По расчетам Ноликова, озерная вода уже вполне подступила к кромке берега, если не поднялась над нею. Надо поднажать. За деревьями показалась бетонная платформа станции, обычно безлюдная. Иногда Ноликов ходил туда, садился, свешивал ноги с перрона и читал книжку. Сегодня на ограде станции сидел человек — приблизившись, Коля узнал в нем администратора Нефёдова.
— Здравствуйте! — сказал Коля. Нефёдов кивнул в сторону базы:
— Туда уже ходить бесполезно. Случилось, как я и боялся.
— А что?
И Нефёдов рассказал историю. Из года в год на базу, когда еще работала узкоколейка, ездил писатель по фамилии Молотков. Маленький такой мужичок, бледный, старым потом вонючий, прилизанный, с глазками грызуна, щеточкой усиков на всю верхнюю губу — по этому подробному описанию Коля решил, что Нефёдов сам не чужд прозы, и вероятно детективной.
Молотков проводил на базе всё лето и сочинял многотомную эпопею, действие которой разворачивалось в дачном поселке. Там и происходило всё — героические поступки и злодеяния, интриги и ссоры, ненависть и великая любовь. Тридцать толстенных томов написал. Сила вдохновения Молоткова и объем воображенных им событий были столь велики, что на другом берегу озера, где ранее уходили в даль заливные луга, возник описанный в романе дачный поселок — вначале призрачно, затем явственно.

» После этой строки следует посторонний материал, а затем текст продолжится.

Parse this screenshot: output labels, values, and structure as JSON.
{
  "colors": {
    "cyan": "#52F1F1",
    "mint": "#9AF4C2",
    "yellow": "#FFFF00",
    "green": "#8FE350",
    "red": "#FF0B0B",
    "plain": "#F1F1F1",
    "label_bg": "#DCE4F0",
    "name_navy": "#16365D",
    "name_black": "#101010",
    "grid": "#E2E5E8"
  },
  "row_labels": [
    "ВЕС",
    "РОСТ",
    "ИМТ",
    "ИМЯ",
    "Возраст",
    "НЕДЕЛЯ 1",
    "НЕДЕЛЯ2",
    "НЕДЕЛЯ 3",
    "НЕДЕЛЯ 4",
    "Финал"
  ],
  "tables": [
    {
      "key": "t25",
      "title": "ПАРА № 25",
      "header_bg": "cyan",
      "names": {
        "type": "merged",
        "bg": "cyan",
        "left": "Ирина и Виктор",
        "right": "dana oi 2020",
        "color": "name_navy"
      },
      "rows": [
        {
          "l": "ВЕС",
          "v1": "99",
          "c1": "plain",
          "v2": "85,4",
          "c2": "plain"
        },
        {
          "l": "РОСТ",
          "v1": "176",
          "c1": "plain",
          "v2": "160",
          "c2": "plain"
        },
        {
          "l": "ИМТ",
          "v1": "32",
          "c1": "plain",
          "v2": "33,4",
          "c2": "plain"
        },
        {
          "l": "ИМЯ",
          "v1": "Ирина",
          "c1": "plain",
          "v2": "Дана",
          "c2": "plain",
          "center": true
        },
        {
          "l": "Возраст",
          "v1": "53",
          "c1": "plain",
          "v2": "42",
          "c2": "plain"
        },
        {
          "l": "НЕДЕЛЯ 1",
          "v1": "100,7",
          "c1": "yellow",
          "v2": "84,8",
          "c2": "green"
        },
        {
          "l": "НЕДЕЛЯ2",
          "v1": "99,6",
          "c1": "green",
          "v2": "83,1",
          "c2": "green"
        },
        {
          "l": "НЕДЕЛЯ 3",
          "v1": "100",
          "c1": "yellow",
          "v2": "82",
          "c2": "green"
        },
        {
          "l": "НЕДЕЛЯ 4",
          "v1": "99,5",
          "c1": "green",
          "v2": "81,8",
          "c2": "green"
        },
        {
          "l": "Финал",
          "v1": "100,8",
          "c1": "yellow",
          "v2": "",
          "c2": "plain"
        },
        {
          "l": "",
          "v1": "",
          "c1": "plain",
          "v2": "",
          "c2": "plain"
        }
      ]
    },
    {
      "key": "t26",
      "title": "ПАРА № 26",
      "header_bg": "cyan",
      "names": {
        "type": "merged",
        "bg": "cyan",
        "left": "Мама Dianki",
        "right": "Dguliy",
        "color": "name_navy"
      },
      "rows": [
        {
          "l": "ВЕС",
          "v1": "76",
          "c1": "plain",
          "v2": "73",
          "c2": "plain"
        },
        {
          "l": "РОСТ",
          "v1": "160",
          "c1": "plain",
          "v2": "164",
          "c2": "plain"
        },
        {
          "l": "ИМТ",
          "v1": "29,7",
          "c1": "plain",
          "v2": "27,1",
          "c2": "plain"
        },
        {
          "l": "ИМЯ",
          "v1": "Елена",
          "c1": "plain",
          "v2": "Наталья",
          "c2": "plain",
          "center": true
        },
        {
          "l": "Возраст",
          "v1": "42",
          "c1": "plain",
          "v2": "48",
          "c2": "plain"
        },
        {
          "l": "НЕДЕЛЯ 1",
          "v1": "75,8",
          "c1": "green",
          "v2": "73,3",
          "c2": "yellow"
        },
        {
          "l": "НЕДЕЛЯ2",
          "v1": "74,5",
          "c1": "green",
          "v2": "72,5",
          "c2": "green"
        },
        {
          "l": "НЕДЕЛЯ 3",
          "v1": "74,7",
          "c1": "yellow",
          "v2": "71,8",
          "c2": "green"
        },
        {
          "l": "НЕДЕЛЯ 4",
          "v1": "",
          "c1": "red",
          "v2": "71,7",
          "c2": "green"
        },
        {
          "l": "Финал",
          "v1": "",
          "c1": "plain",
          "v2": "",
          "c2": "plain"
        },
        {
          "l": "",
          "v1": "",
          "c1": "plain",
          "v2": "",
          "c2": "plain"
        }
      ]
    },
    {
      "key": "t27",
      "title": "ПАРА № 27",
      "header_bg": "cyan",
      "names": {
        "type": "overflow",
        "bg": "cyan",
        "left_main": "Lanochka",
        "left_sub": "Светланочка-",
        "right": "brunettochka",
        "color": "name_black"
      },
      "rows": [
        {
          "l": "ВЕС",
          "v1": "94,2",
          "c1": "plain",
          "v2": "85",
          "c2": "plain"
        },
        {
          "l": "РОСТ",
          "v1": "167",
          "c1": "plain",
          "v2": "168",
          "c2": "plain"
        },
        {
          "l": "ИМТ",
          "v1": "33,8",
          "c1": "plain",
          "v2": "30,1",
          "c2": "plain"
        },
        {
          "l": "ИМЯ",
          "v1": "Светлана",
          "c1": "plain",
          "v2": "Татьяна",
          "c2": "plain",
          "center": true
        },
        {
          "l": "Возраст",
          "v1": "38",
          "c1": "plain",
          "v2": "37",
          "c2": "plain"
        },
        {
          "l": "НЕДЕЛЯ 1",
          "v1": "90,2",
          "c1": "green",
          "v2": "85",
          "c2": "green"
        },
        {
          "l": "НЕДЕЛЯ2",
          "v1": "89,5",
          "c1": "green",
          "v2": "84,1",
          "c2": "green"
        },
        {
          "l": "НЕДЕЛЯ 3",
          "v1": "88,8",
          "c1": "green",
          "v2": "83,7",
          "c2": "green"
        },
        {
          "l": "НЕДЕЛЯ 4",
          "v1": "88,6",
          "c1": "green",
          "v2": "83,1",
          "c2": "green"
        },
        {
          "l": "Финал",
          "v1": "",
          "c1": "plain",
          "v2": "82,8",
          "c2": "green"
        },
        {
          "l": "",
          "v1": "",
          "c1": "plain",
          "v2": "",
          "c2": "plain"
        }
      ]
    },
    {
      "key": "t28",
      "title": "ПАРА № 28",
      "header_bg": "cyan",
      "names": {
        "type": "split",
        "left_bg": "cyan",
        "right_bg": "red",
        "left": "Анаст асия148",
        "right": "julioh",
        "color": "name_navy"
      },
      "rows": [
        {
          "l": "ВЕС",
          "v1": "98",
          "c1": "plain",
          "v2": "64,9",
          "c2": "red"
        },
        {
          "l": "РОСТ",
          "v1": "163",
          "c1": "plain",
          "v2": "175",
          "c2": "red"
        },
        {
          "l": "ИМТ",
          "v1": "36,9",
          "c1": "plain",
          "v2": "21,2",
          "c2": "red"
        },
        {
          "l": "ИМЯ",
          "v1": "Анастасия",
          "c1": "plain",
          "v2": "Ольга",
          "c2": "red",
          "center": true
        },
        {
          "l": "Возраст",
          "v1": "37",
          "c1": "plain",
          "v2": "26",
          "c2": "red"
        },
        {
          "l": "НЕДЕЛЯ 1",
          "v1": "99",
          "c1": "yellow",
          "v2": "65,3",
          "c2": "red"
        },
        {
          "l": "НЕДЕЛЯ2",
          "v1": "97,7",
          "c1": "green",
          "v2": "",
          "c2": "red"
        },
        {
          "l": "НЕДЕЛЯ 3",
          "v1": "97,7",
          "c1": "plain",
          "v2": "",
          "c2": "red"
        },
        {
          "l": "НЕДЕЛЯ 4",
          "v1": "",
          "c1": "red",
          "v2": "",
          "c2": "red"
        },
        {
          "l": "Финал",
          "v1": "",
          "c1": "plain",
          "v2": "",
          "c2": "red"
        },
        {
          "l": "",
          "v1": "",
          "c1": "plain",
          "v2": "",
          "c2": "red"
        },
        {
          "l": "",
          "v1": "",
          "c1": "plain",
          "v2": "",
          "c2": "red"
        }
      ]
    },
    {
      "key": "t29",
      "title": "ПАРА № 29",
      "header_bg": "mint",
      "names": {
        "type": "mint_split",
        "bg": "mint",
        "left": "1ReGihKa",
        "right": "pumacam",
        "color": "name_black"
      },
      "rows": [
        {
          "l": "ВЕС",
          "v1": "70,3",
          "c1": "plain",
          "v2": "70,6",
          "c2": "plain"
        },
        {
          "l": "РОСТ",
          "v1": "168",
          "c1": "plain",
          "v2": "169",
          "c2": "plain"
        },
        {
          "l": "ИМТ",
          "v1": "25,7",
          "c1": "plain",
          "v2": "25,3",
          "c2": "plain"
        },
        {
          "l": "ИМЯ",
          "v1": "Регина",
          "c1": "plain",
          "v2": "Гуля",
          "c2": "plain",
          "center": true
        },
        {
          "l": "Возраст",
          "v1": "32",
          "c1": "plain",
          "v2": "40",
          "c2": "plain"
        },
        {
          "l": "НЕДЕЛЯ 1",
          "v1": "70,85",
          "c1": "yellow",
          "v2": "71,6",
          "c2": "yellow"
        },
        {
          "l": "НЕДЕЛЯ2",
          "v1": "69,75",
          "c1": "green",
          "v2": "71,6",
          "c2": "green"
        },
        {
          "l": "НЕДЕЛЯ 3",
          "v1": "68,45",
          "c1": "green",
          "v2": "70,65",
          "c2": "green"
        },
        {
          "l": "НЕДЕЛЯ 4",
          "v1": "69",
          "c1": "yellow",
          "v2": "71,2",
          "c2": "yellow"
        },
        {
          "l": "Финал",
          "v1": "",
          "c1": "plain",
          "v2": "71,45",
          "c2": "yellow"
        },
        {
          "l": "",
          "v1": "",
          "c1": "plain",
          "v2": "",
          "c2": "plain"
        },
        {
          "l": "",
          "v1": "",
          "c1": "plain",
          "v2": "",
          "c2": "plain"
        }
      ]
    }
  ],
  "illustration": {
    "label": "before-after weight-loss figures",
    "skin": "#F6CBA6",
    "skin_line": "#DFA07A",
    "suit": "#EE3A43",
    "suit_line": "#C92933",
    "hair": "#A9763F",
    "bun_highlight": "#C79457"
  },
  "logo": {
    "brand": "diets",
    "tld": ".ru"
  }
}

Гордыня обуяла Молоткова. Вместо долгих часов работы за рукописью, он переплывал на тот берег и с блокнотом в руке бродил меж дачников, сходу записывая происходящее. Но у дачников всё шло по-старому. И жили они в самых условных условиях — обстановке сырой и недописанной. Посёлок неведомо где начинался и заканчивался. Была в нем единственная лавка, а в ней продавались круглый год только леденцы да арбузы. Одного дачника сегодня звали Ваней, завтра Федей. Все просчёты и ляпы Молоткова воплотились в жизнь.

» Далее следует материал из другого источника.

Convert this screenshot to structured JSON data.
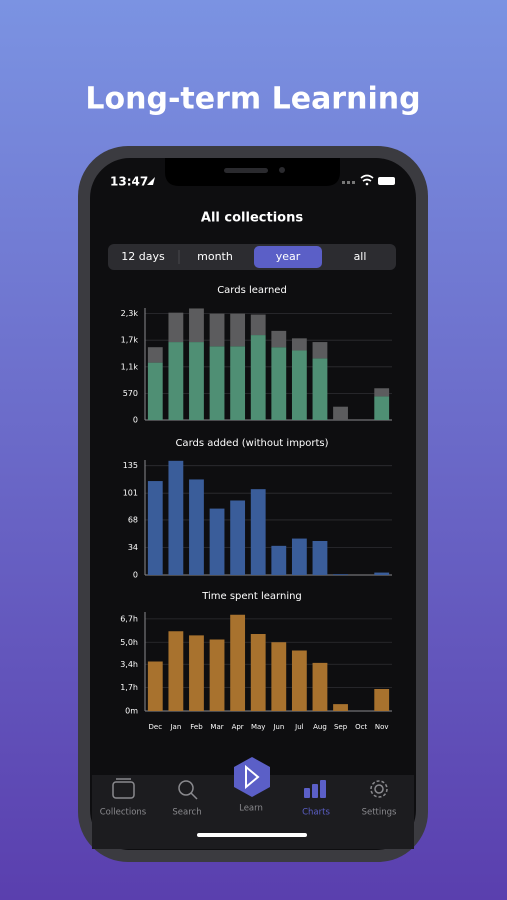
{
  "header": {
    "title": "Long-term Learning"
  },
  "status": {
    "time": "13:47"
  },
  "screen_title": "All collections",
  "tabs": {
    "items": [
      "12 days",
      "month",
      "year",
      "all"
    ],
    "selected": 2
  },
  "chart_data": [
    {
      "type": "bar",
      "stacked": true,
      "title": "Cards learned",
      "grid": true,
      "series": [
        {
          "color": "#4f8f74",
          "values": [
            1230,
            1670,
            1670,
            1580,
            1580,
            1820,
            1560,
            1490,
            1320,
            0,
            0,
            505
          ]
        },
        {
          "color": "#5c5c5e",
          "values": [
            330,
            630,
            720,
            700,
            700,
            440,
            350,
            260,
            350,
            285,
            0,
            175
          ]
        }
      ],
      "ylim": [
        0,
        2400
      ],
      "yticks": [
        0,
        570,
        {
          "value": 1140,
          "label": "1,1k"
        },
        {
          "value": 1710,
          "label": "1,7k"
        },
        {
          "value": 2280,
          "label": "2,3k"
        }
      ]
    },
    {
      "type": "bar",
      "title": "Cards added (without imports)",
      "grid": true,
      "color": "#3a5d9a",
      "values": [
        116,
        141,
        118,
        82,
        92,
        106,
        36,
        45,
        42,
        1,
        0,
        3
      ],
      "ylim": [
        0,
        142
      ],
      "yticks": [
        0,
        34,
        68,
        101,
        135
      ]
    },
    {
      "type": "bar",
      "title": "Time spent learning",
      "grid": true,
      "color": "#a8722e",
      "categories": [
        "Dec",
        "Jan",
        "Feb",
        "Mar",
        "Apr",
        "May",
        "Jun",
        "Jul",
        "Aug",
        "Sep",
        "Oct",
        "Nov"
      ],
      "values": [
        3.6,
        5.8,
        5.5,
        5.2,
        7.0,
        5.6,
        5.0,
        4.4,
        3.5,
        0.5,
        0,
        1.6
      ],
      "ylim": [
        0,
        7.2
      ],
      "yticks": [
        {
          "value": 0,
          "label": "0m"
        },
        {
          "value": 1.7,
          "label": "1,7h"
        },
        {
          "value": 3.4,
          "label": "3,4h"
        },
        {
          "value": 5.0,
          "label": "5,0h"
        },
        {
          "value": 6.7,
          "label": "6,7h"
        }
      ]
    }
  ],
  "nav": {
    "items": [
      "Collections",
      "Search",
      "Learn",
      "Charts",
      "Settings"
    ],
    "active": 3
  }
}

И вот пару дней назад этот великий фантазёр умер. Об этом даже по радио сказали. Жизнь в дачном поселке не то чтобы застыла, однако стала неудобной. Вода в колонках иссякла. Еду перестали завозить незримые соседи, которые почти ежедневно "мотались в город". Дачники испытали великую жажду и голод. Чтобы насытиться, надо было перебраться через берег — дачники отлично видели базу отдыха. Дабы утолить жажду и пересечь озеро, его следовало выпить.
Все дачники собрались у берега, опустились на четвереньки и стали хлебать. Это заняло целый день и ночь. Наутро они ворвались на базу отдыха. Разум покидал дачников, а некоторые из них вовсе исчезали прямо в воздухе, начиная сначала как бы мигать, проявляясь и пропадая попеременно, чтобы наконец сгинуть. Нефёдов залез на фонарный столб и наблюдал оттуда.
За пределы базы дачники не выходили. Шатались по лагерю, плакали, пытались друг с другом общаться, собрав остатки ума. И улетучивались. Лагерь опустел.
Ноликову надо взять из домика свои вещи. Не оставлять же тут. В столовку вошел для получения впечатлений. Писатель должен отбросить все личное. Видеть, слышать, запоминать смело. Всё внутри оказалось не на своих местах — столы беспорядочно передвинуты, стулья опрокинуты. На полу лежал Фокин, пахло мочой. От Нефёдова Коля знал, что один писатель превратился в дерево, а другой мертвый, тут, в столовой. Вдруг покойник приподнял голову и спросил:
— Вы живы?
— Как видите. Вы тоже?
— Ушибся, когда падал. Нет сил встать. Я сражался. Один против — сколько их было? Десять или двадцать? Намного больше! Сделайте одолжение — принесите мне из нашего домика другие штаны! Они там в правом отделении шкафчика, висят на вешалке.
— Хорошо.
— В компот упал.
Ноликов в домике Фокина и Мамалыгина. Без труда отыскал новые брюки. Хотел уже выходить, но увидел красный блокнот Мамалыгина. Открыл. На первой странице было: "Вяч. Мамалыгин. Угарный газ. Часть третья". Полистал и смутно начал понимать, что перед ним написанная сильным убористым почерком рукопись романа ужасов. Не вникая в сюжет, Коля успел ощутить странный порядок слов, который проникал в точку между глаз и над носом, заставлял постоянно смотреть в текст, не отворачиваясь. Едва найдя в себе силу закрыть книжку, Ноликов начал шарить по домику и вскоре нашел — со стыдом в душе вывернув шмотки из рюкзака — еще четыре таких блокнота, уже частично заполненных. Последняя часть была написала целиком.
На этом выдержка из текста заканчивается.